Senator MCCAIN…or Senator McBETRAYUS?
They need a scratch and sniff insert ad associating McCain with mothballs, cedar, and liniment.
gjdodger: lol
This ad is completely dishonest. McCain doesn’t say that it’s “not important” that the troops come home soon. He says it’s “not too important” which means that it is a teeny weeny bit important that they come home soon. Totally different.
well Puerto Rico doesn’t want to become the 51st state, why not annex Iraq? That’s the easy solution and the end vision for da Bushez
ForeignSickSpecialist: I want a scratch and sniff ad with the slim slack girl…I bet she smells like the floor of a nightclub…
TGY: what are you talking about? the american apparel ad is the main reason i come on, i mean to, this site. do you think i read the articles like playboy? that’s one nice ladyboy
mookworthjwilson: oooh, lets bottle that smell. i’ll cut you in 50/50
ForeignSickSpecialist: I guess it’s politically incorrect to say “ben gay”?

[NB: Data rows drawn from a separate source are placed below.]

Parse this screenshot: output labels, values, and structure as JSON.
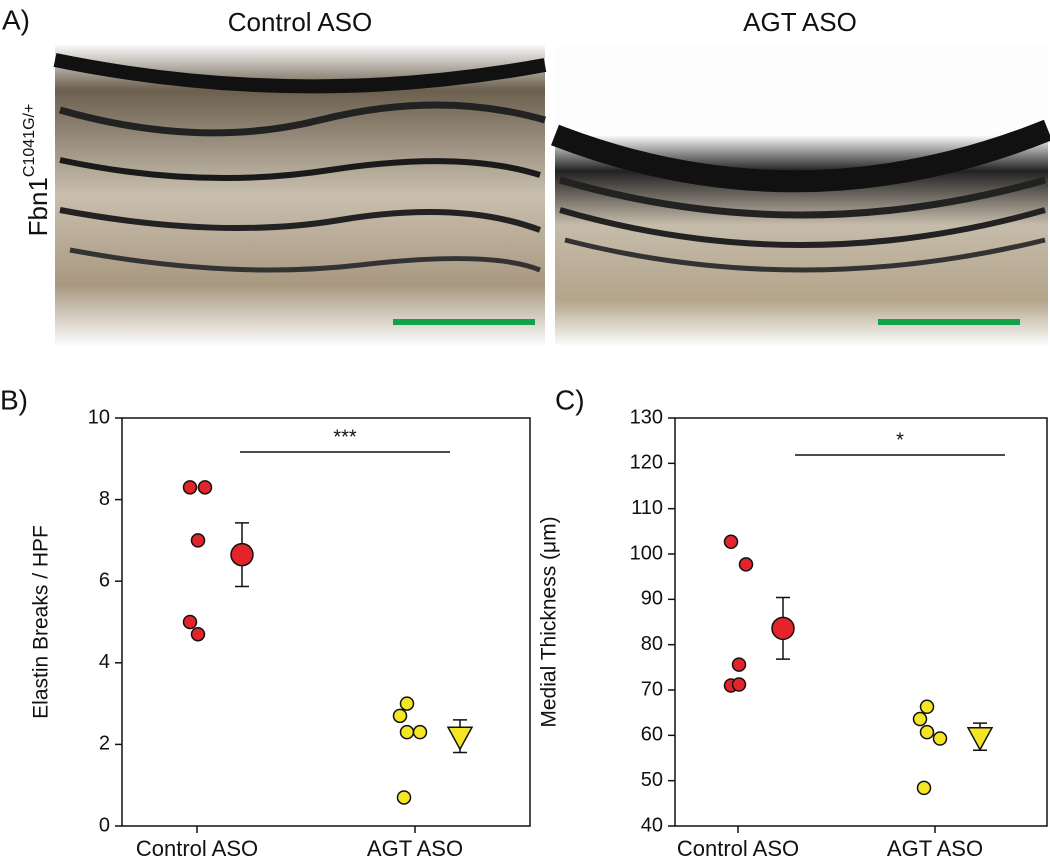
{
  "panel_a": {
    "label": "A)",
    "columns": [
      "Control ASO",
      "AGT ASO"
    ],
    "row_label": "Fbn1",
    "row_label_sup": "C1041G/+"
  },
  "chart_data": [
    {
      "type": "dotplot",
      "panel_label": "B)",
      "y_label": "Elastin Breaks / HPF",
      "categories": [
        "Control ASO",
        "AGT ASO"
      ],
      "points": [
        [
          8.3,
          8.3,
          7.0,
          5.0,
          4.7
        ],
        [
          3.0,
          2.7,
          2.3,
          2.3,
          0.7
        ]
      ],
      "means": [
        6.65,
        2.2
      ],
      "errors": [
        0.78,
        0.4
      ],
      "colors": [
        "#e3242b",
        "#f5e625"
      ],
      "markers": [
        "circle",
        "triangle"
      ],
      "ylim": [
        0,
        10
      ],
      "yticks": [
        0,
        2,
        4,
        6,
        8,
        10
      ],
      "significance": "***"
    },
    {
      "type": "dotplot",
      "panel_label": "C)",
      "y_label": "Medial Thickness (μm)",
      "categories": [
        "Control ASO",
        "AGT ASO"
      ],
      "points": [
        [
          102.7,
          97.7,
          75.6,
          71.0,
          71.2
        ],
        [
          66.3,
          63.6,
          60.7,
          59.3,
          48.4
        ]
      ],
      "means": [
        83.6,
        59.7
      ],
      "errors": [
        6.8,
        3.0
      ],
      "colors": [
        "#e3242b",
        "#f5e625"
      ],
      "markers": [
        "circle",
        "triangle"
      ],
      "ylim": [
        40,
        130
      ],
      "yticks": [
        40,
        50,
        60,
        70,
        80,
        90,
        100,
        110,
        120,
        130
      ],
      "significance": "*"
    }
  ]
}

anabellum: Yeah, ana, I loved the music too. Very creepy, which is what you want to accompany pics of McCain.
Actually I liked this ad. I think all the anti-Walnuts ads should be like this, just clips of him being his crazy old self, with the emphasis on senile. That’s all you need. Except maybe a few of Bush too. I know, just run constant ads showing that photo of McSenile hugging Bush.
I don’t think it’s emphasizing the 100 years so much as his changing estimates, which, when lined up back-to-back sound utterly insincere/loony and based on anything other than facts.
Oh, and I get that you’re sick of the Slim Slack Girl, but trust me, you don’t comb hair like that unless it’s wet and slathered with conditioner, or it turns into a snarly head of Brillo. Curly hair: I haz it.